Kami lalu kembali ke ruang tamu. Sebelum duduk, aku bertanya, ”Mbak..kamar mandi di mana..mo pipis”. ”Itu Mas..sebelah telpon tadi..deket tangga”. Aku lalu menuju kamar mandi. Selesai pipis, aku keluar kamar mandi dan sedikit kaget. Ternyata Mbak Fani menungguku di dekat telpon. ”Lho..ngapain Mbak nunggu aku”, sambil menepuk – nepuk air yang menempel di bagian retsleting celana kainku. Mbak Fani tak segera menjawabku, ”ee..aku kan takut di ruang tamu sendiri”. ”Oalah..”, jawabku. Air yang sedikit menempel itu membentuk gundukan penisku sedikit tercetak, karena celana kain. ”Mas kalo mau istirahat di ruang tamu ya..kan masih lama nunggu yang lain pulang”. ”Ah..nggak Mbak.***k enak. Aku kan tamu..bukan sodara. Nanti kalo Mbok mikir gimana kan gak enak semua”, aku menolaknya. ”Ah si Mbok..dia kan apa yang aku bilang iya aja..”. ”Yaa tetep aja Mbak..”. ”Udah..pokoknya gitu..”, Mbak cepat menyela dan bergegas ke dapur menemui Mbok sambil membawa lilin. Aku cuma garuk – garuk kepala dan melongo, ”duh..gimana nih..Ya udah..yang punya rumah yang nyuruh”.

Mbak Fani kembali ke ruang tamu, ”Ayo Mas..ke kamar tamu”. Aku diam saja lalu mengikuti langkahnya. Kamar tamunya cukup luas, dengan single spring bed; lemari dan meja rias. Lilin diletakkan di meja rias. Ketika aku masih di balik pintu, Mbak Fani cepat menutup dan menguncinya. ”Lho Mbak..”, belum sempat kusambung kata – kataku, bibirku sudah diciumnya. ”Ehmmpff..Mbak..nanti si Mbok tau dan lapor..bisa dibunuh aku..”. ”Mas diem aja..si Mbok kalo gak aku panggil ya gak dateng..”, sambil kembali menciumku ganas. Aku yang semula diam dan menolaknya, lama – lama bangkit birahiku. Aku memeluk pinggangnya, sedang Mbak Fani memegang kepalaku kiri dan kanan. Lalu tangan kirinya turun ke bagian celanaku dan mengusap – usapnya. ”Hmm..”, aku mulai mendesah. Usapan Mbak Fani berubah menjadi meremas. Aku digandeng menuju meja rias. Celana kainku dibuka cepat – cepat, dan menurunkan cd – ku.

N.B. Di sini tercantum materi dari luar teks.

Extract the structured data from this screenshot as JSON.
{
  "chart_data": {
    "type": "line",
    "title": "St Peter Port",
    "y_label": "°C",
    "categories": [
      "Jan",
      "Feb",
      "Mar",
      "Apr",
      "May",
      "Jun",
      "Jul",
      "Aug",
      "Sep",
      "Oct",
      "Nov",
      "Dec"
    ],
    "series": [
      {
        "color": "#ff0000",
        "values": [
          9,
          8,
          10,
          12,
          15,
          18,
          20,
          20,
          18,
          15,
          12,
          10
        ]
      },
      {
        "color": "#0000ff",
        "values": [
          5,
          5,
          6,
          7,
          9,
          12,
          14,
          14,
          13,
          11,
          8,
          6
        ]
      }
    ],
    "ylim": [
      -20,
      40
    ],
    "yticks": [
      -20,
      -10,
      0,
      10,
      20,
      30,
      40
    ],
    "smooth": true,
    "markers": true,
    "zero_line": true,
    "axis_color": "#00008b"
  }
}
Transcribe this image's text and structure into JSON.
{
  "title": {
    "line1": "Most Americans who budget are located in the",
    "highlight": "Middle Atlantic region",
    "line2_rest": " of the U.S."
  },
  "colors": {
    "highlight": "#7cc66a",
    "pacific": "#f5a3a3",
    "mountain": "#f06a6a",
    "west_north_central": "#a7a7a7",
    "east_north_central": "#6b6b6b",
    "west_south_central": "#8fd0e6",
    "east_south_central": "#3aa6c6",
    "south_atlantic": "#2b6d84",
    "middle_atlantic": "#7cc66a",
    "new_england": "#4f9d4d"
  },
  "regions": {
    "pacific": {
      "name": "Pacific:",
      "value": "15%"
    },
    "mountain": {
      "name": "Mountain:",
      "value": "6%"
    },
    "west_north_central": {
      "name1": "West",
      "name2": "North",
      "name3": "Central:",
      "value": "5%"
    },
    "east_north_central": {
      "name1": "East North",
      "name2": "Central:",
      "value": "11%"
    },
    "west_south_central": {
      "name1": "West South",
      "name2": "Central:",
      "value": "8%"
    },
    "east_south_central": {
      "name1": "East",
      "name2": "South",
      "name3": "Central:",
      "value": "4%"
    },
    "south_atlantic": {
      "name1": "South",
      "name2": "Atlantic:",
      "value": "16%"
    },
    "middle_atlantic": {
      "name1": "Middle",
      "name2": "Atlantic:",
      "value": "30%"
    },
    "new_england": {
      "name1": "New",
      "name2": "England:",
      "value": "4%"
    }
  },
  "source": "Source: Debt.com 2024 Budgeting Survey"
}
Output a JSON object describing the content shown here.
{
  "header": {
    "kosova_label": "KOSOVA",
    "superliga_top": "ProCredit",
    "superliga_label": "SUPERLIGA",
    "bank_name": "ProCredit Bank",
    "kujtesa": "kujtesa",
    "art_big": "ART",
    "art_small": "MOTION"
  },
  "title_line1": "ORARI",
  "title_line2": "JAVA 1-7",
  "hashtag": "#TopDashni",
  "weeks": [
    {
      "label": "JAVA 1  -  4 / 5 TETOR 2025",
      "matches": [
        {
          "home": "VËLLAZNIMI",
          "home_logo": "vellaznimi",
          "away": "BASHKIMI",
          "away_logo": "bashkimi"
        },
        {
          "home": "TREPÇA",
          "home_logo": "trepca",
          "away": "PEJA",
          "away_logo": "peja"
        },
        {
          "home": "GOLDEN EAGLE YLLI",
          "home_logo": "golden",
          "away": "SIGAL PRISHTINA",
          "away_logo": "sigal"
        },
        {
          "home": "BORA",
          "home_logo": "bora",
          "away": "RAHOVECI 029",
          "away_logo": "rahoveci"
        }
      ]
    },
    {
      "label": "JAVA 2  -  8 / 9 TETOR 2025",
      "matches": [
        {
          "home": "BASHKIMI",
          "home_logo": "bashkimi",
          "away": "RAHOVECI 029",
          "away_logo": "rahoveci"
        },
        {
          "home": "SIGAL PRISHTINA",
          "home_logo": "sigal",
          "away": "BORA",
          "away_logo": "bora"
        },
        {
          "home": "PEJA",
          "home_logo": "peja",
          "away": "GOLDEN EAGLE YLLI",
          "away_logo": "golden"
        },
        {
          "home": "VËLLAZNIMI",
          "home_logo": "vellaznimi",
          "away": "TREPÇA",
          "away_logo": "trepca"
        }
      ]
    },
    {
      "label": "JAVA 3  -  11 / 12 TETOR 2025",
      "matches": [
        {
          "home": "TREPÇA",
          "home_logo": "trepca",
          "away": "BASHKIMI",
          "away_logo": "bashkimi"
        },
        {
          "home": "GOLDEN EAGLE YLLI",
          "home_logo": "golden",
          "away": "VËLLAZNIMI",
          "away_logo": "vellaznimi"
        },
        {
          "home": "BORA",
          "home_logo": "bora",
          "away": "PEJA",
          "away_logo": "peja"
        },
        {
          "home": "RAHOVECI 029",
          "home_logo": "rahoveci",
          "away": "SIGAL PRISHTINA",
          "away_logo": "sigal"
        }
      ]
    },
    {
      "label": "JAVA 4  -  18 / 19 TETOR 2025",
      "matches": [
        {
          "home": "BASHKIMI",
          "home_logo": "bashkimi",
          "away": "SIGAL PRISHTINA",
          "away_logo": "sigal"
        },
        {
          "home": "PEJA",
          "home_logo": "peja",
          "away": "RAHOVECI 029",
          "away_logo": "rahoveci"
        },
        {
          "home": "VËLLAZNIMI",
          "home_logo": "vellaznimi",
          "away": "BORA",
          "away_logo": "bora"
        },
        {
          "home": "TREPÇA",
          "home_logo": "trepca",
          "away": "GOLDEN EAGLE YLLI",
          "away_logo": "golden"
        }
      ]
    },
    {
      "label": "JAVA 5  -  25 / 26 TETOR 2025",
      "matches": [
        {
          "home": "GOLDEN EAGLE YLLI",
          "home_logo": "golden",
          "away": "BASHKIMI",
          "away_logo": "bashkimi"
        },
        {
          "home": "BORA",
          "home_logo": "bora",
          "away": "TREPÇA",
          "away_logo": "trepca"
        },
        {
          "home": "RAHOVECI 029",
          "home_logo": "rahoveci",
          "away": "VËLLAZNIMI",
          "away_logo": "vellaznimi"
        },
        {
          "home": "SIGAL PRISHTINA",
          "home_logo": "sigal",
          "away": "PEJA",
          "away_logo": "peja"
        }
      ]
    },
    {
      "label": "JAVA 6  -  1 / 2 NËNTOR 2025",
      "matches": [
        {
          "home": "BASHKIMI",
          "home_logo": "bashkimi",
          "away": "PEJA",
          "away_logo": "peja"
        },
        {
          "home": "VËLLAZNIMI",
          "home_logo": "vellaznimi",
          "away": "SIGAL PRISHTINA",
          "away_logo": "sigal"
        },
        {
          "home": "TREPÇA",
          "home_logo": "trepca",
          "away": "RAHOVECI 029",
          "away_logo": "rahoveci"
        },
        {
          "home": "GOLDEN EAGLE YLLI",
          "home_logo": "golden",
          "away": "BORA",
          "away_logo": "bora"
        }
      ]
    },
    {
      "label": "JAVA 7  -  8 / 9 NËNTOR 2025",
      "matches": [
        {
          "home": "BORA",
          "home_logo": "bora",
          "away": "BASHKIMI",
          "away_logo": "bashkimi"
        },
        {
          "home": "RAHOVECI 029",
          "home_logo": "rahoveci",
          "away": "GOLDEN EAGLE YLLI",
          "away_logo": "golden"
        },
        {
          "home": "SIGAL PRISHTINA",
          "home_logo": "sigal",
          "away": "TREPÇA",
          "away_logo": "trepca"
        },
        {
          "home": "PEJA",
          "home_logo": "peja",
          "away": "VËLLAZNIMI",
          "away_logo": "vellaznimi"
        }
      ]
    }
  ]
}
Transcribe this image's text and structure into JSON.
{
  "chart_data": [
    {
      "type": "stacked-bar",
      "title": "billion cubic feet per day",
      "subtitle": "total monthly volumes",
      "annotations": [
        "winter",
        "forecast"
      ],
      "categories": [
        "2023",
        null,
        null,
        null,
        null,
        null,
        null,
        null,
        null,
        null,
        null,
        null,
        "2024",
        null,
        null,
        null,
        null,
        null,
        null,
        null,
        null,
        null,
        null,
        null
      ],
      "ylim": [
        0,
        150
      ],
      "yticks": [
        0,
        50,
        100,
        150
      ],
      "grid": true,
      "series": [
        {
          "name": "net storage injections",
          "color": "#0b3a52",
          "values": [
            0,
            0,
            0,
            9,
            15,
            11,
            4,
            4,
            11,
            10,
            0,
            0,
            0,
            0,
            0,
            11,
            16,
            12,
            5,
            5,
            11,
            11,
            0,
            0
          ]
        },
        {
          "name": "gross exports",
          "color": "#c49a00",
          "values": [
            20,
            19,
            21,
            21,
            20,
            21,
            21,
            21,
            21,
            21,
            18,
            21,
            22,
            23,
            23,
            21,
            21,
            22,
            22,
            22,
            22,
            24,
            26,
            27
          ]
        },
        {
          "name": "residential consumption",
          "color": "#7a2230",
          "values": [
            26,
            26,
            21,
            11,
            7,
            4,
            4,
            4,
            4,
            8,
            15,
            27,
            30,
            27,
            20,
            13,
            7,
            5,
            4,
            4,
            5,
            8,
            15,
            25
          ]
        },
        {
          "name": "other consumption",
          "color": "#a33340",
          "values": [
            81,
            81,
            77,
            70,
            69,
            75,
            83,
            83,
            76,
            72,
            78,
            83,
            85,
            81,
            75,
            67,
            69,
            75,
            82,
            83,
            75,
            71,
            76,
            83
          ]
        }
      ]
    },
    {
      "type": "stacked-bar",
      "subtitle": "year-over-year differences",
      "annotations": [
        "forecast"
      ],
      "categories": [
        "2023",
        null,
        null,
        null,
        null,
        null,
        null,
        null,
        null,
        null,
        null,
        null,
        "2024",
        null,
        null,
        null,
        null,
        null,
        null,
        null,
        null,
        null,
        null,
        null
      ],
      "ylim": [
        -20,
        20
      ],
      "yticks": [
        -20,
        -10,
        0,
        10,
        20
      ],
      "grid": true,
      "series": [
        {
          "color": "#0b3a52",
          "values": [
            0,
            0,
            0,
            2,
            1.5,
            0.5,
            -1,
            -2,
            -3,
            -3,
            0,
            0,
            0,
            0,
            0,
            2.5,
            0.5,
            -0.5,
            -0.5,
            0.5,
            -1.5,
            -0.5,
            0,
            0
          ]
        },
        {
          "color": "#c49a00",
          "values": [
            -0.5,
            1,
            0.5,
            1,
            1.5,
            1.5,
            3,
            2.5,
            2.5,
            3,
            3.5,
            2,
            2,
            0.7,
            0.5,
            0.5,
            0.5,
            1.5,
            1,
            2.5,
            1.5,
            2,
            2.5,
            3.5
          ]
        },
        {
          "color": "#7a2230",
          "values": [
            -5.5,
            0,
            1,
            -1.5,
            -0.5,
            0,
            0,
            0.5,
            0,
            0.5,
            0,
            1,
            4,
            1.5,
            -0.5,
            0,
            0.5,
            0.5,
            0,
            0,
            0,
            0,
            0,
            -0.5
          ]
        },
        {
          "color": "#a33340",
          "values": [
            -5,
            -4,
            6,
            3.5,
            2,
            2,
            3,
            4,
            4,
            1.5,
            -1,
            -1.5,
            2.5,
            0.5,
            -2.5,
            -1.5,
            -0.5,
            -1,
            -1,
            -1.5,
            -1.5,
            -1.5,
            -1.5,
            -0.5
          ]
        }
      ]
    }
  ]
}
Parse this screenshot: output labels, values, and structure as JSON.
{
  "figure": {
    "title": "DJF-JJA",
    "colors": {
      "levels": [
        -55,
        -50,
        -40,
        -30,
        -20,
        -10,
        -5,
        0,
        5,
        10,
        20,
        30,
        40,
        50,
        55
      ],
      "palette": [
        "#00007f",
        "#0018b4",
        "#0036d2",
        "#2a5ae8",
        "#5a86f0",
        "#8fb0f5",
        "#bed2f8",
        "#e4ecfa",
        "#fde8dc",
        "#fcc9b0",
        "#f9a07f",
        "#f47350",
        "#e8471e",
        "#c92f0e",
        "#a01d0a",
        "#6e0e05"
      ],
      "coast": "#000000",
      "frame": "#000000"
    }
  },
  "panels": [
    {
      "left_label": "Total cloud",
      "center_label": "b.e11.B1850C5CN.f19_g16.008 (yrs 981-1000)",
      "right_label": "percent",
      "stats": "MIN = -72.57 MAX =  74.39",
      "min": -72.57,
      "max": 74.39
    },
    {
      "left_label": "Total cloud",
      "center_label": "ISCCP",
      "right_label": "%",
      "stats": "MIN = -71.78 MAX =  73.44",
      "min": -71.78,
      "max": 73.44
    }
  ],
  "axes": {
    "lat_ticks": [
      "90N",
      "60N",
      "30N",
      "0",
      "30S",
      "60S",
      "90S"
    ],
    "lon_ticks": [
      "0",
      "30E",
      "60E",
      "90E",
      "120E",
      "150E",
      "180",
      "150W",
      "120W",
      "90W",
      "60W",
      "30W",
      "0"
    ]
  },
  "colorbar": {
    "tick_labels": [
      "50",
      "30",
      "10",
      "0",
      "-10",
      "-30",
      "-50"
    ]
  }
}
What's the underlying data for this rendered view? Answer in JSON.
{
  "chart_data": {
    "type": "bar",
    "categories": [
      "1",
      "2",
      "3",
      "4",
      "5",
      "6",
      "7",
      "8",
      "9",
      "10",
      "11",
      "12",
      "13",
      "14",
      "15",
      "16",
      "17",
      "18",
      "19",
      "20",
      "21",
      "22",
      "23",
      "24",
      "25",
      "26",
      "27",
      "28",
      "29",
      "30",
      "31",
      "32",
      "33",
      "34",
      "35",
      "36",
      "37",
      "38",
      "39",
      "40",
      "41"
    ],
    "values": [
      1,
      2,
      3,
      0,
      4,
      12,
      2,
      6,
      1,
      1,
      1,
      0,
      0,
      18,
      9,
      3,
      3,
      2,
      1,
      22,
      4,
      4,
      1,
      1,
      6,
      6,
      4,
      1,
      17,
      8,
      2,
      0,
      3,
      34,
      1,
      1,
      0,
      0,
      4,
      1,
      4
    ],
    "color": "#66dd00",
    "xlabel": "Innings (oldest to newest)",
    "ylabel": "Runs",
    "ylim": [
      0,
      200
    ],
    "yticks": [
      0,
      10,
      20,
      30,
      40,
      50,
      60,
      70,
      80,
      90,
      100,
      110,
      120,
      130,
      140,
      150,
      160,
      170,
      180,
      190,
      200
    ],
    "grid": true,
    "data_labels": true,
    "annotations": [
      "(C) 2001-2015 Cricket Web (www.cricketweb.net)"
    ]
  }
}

Bibirnya langsung menyergap penis yang telah 70% mengembang. ”Ooughh..Mmbbaakk”. Rambutnya aku belai – belai. Cium, hisap dan emut jadi satu; saling berkejaran. ”Kenapa ya Mbak Fani ini..apa lama gak main..atau..aahh..biarin. Kapan lagi bisa gini”, masih sempat aku berpikir. Bunyi kecipak bibir terdengar di seluruh kamar tamu. Bola – bolaku pun tak luput dari serbuan bibir dan mulutnya. Sesekali ia memandangku, yang kubalas dengan senyum. Kemudian Mbak Fani berdiri dan membuka sabuk dan kancing – kancing bajunya. Terpampanglah tubuh indah idaman tiap laki – laki normal. Walaupun masih terbungkus BH dan cd yang 1 stel, warna putih berenda tipis di bagian pentil dan garis vaginanya, tapi sudah cukup menggambarkan nilai 8 baginya. Kembali aku dicium, lalu kuremas – remas pelan susunya. ”Oougghh..Mmaass..yaa..terruuss..”, ia memintaku untuk terus meremas susunya. Terasa masih kenyal dan kencang. Tangan kiriku beralih meremas pantatnya, yang juga sama kondisinya. Bibirnya turun ke pentilku, bergantian kiri dan kanan di hisap dan emut.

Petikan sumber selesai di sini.